Bien se sabe que las investigaciones del matrimonio Ayestarán–Rodríguez fueron exhaustivas, que no dejaron nada librado al azar, y ahí están esas cuatro mil grabaciones de música, sonidos y lenguaje que configuran el más rico patrimonio intangible del Uruguay. Eso, también se sabe, no es obra de un día.
—¿Cómo era el régimen de trabajo en ese escritorio de la avenida Suárez?
—Los fines de semana, mis padres se iban a hacer las grabaciones al campo, hasta los más remotos confines del país y allí registraban el habla, las danzas, los sonidos, y sobre todo la música que esa gente escuchaba o ejecutaba con los más insospechados instrumentos, muchas veces. Cuando volvían, mi padre se encerraba a escuchar las grabaciones, las pautaba, y no sólo eso. Ellos no solamente recogieron cuatro mil grabaciones de todo el folklore musical uruguayo, sino que luego de pautarlo, hacían la teorización: cuál era el origen, de dónde podría haber venido tal canción, cuáles referencias había, y no solamente del Uruguay. Porque mi padre decía que el folklore se reía de las fronteras y había que buscar un espectro mucho más ancho que el marcado por la geografía.
CLAVES DE SOL. —De ahí el parecido entre aires folklóricos argentinos con los nuestros, como también lo tiene la música gaúcha al sur del Brasil, en Rio Grande.
—Vamos más lejos: hasta aquí llega el arte trovadoresco europeo. El Arrorró está en las cantigas de Alfonso el Sabio, por ejemplo. Por su lado, mi madre, que había sido primera bailarina del Sodre, deja la danza por mi padre y por todos nosotros, para criarnos, y solía decir que ésta había sido su verdadera vocación. Esposa y madre. "Después de haber bailado Patrushka y El pájaro de fuego dirigida por Stravinsky, ¿qué más puedo pedir?" también solía decir, y así se asocia a las investigaciones de mi padre. Es entonces que ella se entrega a la investigación de la danza en el Uruguay, algo muy complejo porque no existían, no había coreografías de esas danzas. Entonces ella crea un método de reconstrucción de danzas folklóricas extintas, un método que hoy se estudia en academias de todo el mundo, el único que existe para reconstruir coreografías de danzas extintas. De esa manera, ella reconstruye los movimientos y pasos de la vidalita, la chamarrita, el cielito, la media caña... Así como mi padre devuelve el folklore al Uruguay, mi madre le devuelve veinte danzas que hoy se pueden bailar fidedignamente rescatadas por ella.

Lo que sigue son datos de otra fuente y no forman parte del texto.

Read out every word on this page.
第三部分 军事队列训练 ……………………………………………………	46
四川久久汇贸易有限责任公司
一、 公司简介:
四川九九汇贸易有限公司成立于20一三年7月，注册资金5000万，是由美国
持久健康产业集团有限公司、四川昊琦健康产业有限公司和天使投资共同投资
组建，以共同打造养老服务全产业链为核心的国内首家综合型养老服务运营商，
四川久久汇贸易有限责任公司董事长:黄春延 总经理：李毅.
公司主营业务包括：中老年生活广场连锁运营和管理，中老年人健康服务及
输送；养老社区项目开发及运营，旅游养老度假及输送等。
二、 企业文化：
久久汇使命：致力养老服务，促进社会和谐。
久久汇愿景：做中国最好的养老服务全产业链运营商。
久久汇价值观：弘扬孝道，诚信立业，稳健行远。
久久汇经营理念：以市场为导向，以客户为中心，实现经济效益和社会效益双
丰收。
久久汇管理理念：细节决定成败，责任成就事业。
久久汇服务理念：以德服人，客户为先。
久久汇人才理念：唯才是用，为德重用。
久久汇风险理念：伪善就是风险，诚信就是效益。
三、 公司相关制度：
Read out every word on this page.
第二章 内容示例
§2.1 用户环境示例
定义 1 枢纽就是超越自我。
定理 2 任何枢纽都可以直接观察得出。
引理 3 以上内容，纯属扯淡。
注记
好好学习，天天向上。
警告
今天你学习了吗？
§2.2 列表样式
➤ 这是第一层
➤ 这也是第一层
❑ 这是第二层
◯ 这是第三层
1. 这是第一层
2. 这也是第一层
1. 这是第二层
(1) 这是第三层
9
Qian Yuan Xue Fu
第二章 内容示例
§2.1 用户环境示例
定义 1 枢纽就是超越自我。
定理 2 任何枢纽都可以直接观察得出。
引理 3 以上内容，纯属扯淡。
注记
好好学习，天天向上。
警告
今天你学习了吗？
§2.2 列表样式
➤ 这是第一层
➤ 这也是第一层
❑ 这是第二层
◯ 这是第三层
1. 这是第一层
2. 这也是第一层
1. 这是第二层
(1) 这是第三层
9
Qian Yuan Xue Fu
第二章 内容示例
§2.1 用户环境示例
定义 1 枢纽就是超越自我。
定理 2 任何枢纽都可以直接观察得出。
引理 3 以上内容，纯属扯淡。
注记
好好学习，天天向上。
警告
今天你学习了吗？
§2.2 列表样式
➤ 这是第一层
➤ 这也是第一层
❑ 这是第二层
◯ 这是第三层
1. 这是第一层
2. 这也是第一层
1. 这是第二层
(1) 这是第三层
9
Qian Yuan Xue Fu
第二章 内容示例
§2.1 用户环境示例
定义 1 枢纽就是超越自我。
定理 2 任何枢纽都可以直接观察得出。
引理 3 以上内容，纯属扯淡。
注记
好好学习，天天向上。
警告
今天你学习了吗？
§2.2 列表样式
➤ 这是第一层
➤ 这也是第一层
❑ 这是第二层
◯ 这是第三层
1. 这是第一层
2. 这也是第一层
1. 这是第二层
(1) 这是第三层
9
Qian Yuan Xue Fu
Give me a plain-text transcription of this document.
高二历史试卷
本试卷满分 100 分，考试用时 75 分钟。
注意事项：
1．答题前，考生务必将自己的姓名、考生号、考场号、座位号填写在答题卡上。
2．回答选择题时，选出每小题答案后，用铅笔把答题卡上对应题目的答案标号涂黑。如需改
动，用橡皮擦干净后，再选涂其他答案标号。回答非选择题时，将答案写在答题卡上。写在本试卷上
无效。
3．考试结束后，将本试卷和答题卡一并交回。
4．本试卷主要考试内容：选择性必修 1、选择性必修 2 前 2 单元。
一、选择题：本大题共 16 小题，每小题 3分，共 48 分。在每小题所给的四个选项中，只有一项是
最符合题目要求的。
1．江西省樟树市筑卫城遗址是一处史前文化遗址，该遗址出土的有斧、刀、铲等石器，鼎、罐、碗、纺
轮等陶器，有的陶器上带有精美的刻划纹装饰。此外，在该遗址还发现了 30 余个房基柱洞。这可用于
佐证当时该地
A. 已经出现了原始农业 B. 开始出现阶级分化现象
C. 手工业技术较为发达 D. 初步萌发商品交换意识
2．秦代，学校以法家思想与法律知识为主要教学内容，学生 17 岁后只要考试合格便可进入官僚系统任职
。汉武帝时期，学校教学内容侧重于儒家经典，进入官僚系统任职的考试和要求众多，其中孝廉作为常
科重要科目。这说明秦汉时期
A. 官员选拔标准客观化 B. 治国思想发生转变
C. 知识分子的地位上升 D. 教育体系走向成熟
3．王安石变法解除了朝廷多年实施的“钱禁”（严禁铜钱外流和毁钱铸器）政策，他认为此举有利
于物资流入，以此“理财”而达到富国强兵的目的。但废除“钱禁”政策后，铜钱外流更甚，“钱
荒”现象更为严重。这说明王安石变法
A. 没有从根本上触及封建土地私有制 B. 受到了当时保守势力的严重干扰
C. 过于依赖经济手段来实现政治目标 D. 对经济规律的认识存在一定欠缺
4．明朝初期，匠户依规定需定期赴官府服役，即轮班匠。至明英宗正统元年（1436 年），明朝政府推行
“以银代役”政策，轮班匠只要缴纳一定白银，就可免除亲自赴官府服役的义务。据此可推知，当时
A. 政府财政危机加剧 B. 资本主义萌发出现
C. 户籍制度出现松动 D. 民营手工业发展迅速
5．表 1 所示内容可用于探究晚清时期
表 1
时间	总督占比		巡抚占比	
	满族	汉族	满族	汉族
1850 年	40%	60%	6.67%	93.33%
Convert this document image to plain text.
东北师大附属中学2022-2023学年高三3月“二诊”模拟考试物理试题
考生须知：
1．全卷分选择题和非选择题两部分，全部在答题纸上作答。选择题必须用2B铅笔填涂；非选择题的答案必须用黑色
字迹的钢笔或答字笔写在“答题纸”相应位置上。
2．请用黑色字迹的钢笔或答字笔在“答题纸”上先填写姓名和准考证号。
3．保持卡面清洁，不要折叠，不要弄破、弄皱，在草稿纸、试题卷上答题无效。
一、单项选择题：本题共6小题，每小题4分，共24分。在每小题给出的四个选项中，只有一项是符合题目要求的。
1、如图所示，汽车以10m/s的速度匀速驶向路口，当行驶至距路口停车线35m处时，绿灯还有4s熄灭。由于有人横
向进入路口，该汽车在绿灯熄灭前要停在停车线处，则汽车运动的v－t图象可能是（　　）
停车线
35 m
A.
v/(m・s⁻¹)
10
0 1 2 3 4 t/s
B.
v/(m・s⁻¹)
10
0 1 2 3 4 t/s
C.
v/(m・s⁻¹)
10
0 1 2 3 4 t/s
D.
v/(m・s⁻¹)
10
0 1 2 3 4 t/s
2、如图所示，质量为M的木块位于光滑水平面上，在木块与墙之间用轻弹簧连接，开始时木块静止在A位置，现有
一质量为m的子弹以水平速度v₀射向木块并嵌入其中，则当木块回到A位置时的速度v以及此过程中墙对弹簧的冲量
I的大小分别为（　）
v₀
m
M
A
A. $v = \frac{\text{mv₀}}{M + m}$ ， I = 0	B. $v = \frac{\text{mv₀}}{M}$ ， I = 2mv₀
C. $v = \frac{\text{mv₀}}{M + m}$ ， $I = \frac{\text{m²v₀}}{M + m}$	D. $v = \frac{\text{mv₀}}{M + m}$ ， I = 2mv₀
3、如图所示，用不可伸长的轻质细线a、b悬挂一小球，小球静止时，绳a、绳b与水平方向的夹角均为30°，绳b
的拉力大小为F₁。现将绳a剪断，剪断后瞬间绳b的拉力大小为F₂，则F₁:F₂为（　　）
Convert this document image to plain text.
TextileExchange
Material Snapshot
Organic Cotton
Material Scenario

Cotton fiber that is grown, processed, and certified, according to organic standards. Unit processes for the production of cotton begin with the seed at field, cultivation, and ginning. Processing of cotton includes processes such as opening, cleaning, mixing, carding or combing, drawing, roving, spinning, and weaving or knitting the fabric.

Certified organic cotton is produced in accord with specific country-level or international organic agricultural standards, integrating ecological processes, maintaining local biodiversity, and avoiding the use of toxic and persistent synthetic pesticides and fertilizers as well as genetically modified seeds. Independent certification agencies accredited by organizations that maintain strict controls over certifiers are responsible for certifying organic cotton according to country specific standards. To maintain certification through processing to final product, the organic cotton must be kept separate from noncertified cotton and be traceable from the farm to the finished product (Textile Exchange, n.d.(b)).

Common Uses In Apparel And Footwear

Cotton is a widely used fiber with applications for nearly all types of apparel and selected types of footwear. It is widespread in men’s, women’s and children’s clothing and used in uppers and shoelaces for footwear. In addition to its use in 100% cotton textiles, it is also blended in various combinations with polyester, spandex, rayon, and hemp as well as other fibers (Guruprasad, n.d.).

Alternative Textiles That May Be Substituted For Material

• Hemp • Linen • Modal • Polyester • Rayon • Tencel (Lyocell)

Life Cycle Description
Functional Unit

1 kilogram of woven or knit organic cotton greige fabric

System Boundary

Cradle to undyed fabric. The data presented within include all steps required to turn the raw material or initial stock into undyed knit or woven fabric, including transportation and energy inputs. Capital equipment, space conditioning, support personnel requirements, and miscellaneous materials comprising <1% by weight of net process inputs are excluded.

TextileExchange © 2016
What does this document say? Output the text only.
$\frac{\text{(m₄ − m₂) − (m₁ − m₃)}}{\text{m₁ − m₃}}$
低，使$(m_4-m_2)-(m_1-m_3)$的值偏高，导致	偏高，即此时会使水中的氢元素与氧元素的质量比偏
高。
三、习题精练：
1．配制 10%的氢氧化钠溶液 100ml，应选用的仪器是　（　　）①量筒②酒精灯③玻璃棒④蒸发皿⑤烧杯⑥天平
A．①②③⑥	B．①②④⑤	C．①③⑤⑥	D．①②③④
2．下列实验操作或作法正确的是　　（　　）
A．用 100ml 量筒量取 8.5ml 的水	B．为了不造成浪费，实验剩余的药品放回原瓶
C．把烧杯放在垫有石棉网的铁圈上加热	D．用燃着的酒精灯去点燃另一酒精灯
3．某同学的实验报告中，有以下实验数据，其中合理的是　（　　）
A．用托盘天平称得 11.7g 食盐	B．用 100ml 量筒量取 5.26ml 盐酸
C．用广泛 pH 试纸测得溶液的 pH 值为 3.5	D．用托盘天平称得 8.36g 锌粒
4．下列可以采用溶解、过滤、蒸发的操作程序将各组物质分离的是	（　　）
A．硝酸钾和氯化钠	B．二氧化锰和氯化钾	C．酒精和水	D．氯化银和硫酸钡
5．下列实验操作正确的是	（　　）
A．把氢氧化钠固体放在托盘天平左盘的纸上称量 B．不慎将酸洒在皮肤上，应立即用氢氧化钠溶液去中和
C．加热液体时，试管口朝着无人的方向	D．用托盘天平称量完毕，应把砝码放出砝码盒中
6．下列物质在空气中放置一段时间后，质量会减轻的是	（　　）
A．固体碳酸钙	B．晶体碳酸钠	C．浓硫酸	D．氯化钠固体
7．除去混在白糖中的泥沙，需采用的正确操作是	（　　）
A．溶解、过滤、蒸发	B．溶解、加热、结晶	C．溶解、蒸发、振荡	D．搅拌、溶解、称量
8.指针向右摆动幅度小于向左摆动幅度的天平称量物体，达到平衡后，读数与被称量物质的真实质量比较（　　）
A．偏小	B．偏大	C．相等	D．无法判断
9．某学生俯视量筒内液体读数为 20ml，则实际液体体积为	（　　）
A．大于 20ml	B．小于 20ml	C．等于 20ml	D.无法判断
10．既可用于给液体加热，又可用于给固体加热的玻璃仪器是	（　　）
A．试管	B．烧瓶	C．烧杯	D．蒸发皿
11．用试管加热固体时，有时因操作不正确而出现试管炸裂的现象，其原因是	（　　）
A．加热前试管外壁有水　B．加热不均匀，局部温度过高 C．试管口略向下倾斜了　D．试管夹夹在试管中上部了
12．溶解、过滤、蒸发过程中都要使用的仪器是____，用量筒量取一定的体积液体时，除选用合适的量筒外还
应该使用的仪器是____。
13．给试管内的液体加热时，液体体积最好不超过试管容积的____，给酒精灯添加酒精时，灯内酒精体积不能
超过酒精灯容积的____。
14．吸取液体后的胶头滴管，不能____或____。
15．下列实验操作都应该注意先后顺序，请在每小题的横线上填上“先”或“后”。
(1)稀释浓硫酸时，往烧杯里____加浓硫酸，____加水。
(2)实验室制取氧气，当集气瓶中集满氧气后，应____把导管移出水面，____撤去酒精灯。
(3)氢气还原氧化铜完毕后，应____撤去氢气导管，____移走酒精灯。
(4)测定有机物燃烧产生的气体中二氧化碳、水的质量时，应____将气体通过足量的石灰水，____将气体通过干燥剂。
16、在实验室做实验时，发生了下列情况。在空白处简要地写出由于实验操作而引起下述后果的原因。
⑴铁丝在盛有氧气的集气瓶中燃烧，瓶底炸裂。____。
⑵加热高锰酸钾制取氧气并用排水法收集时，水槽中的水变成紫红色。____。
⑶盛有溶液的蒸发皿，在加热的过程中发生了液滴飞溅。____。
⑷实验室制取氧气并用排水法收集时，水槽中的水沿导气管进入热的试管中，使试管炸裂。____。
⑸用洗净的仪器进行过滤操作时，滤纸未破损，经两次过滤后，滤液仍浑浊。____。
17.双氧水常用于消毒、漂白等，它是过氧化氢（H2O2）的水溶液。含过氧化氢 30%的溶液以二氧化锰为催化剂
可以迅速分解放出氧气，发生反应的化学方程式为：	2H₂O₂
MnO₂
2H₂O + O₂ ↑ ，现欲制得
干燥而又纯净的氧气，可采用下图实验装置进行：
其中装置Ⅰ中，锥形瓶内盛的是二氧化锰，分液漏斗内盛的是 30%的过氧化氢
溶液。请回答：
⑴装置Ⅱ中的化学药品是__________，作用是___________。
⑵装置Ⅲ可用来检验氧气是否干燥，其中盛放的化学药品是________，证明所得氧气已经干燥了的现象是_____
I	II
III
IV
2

—¿Cuánto tiempo desaparecían sus padres de su casa?
—No mucho. Porque no querían dejarnos solos, sobre. todo a mí, que era el más chico. Desaparecían el fin de semana, nada más. En vacaciones se quedaban más tiempo porque veraneábamos en Playa Verde, un balneario tan lindo, donde se hacía vida de campo y de playa. Ahora está muy cambiado. En esa época, mi padre se levantaba a las cinco de la mañana y empezaba a tocar el armonio, un instrumento fácil de llevar, y de esa manera despertaba a toda Playa Verde con la música que había rescatado y que sólo él conocía.
—Toda esa zona de Playa Verde y de Las Flores ha sido famosa por la conjunción de talentos y sensibilidades que la habitaban: María Carmen Portela, Jesualdo, Arzadum...
—Y muy vecina nuestra era Socorrito Villegas, de una familia muy musical, así que todo nuestro tiempo transcurría entre claves de sol y de playa.